La historia evolucionó a una velocidad vertiginosa. La difusión del taller, alojado en un centro cultural, provocó una reacción inmediata y masiva. Sectores conservadores y figuras de la oposición política no tardaron en calificar la iniciativa como un ejemplo de "derroche de recursos públicos" y una afrenta a la moral y las "buenas costumbres". La presión fue tal que el Ministerio de las Culturas, las Artes y el Patrimonio emitió un comunicado desmarcándose, aclarando que la actividad no recibía financiamiento directo de su cartera. Este gesto, interpretado por algunos como una necesaria rendición de cuentas y por otros como una claudicación ante el pánico moral, echó más leña al fuego.
El debate abandonó rápidamente el mérito artístico del taller para instalarse en el terreno de la guerra cultural. Por un lado, se argumentó que el Estado no debía financiar expresiones que una parte significativa de la ciudadanía considera ofensivas o triviales. Por otro, artistas, gestores culturales y voces progresistas defendieron el taller como un acto de libertad creativa, enmarcando las críticas como un intento de censura y un peligroso precedente para la autonomía del arte. La polémica se convirtió en un arma arrojadiza en un clima político ya polarizado, donde cualquier evento es susceptible de ser instrumentalizado para atacar al adversario, como se ha visto en otros episodios de violencia simbólica entre facciones políticas durante el mismo período.
Para comprender la magnitud del choque, es crucial exponer las narrativas en pugna sin intentar neutralizarlas:
Este episodio no es un hecho aislado. Se inscribe en una larga historia de tensiones en Chile sobre qué cultura debe ser fomentada por el Estado. Desde polémicas por muestras de arte visual en décadas pasadas hasta debates sobre el contenido de textos escolares, la pregunta de fondo es siempre la misma: ¿Debe el Estado actuar como un mecenas neutral que fomenta la diversidad de expresiones, incluidas las más disruptivas, o como un guardián de ciertos valores comunitarios? La precariedad del sector cultural, altamente dependiente de los fondos concursables, agudiza esta tensión, ya que la amenaza de perder financiamiento puede generar autocensura y limitar la audacia creativa.

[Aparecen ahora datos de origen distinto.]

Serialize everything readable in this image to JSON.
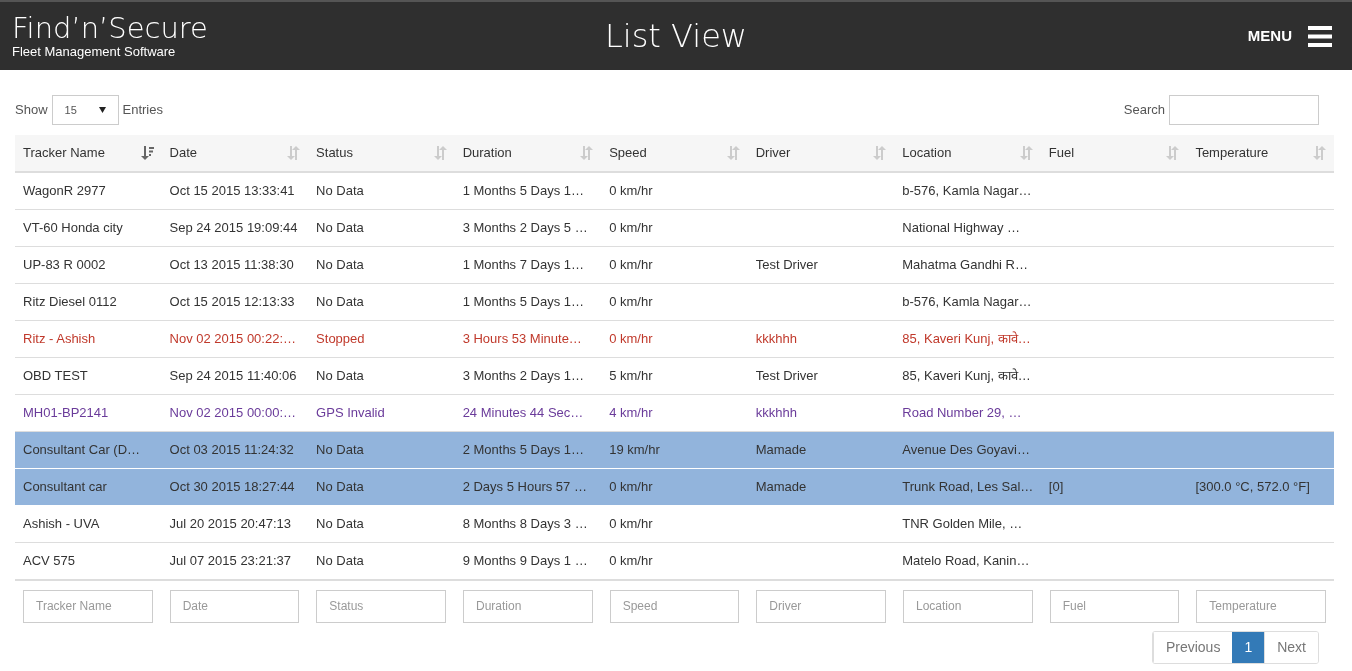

Hoy, el taller "Prácticas de Culo" es historia. Sin embargo, las preguntas que desató siguen vibrando en el ecosistema cultural y político. El debate sobre los criterios de asignación de fondos públicos está lejos de cerrarse y la polarización ideológica continúa utilizando la cultura como uno de sus campos de batalla predilectos.
Quizás, para ampliar la perspectiva, sirva una curiosa paradoja contemporánea. Mientras en Chile la anatomía humana desataba una crisis sobre los valores, la Iglesia Ortodoxa Rusa elogiaba a la serie animada estadounidense "Los Simpson" como un modelo positivo de "familia tradicional". Este hecho, aparentemente inconexo, desnuda lo arbitrario y geográficamente relativo de las guerras culturales. Nos obliga a preguntarnos con mayor agudeza: ¿Quién tiene la autoridad para definir lo que es cultura aceptable? ¿Y qué dice de una sociedad cuando el debate se centra más en el nombre de un taller que en las condiciones estructurales que enfrentan sus artistas?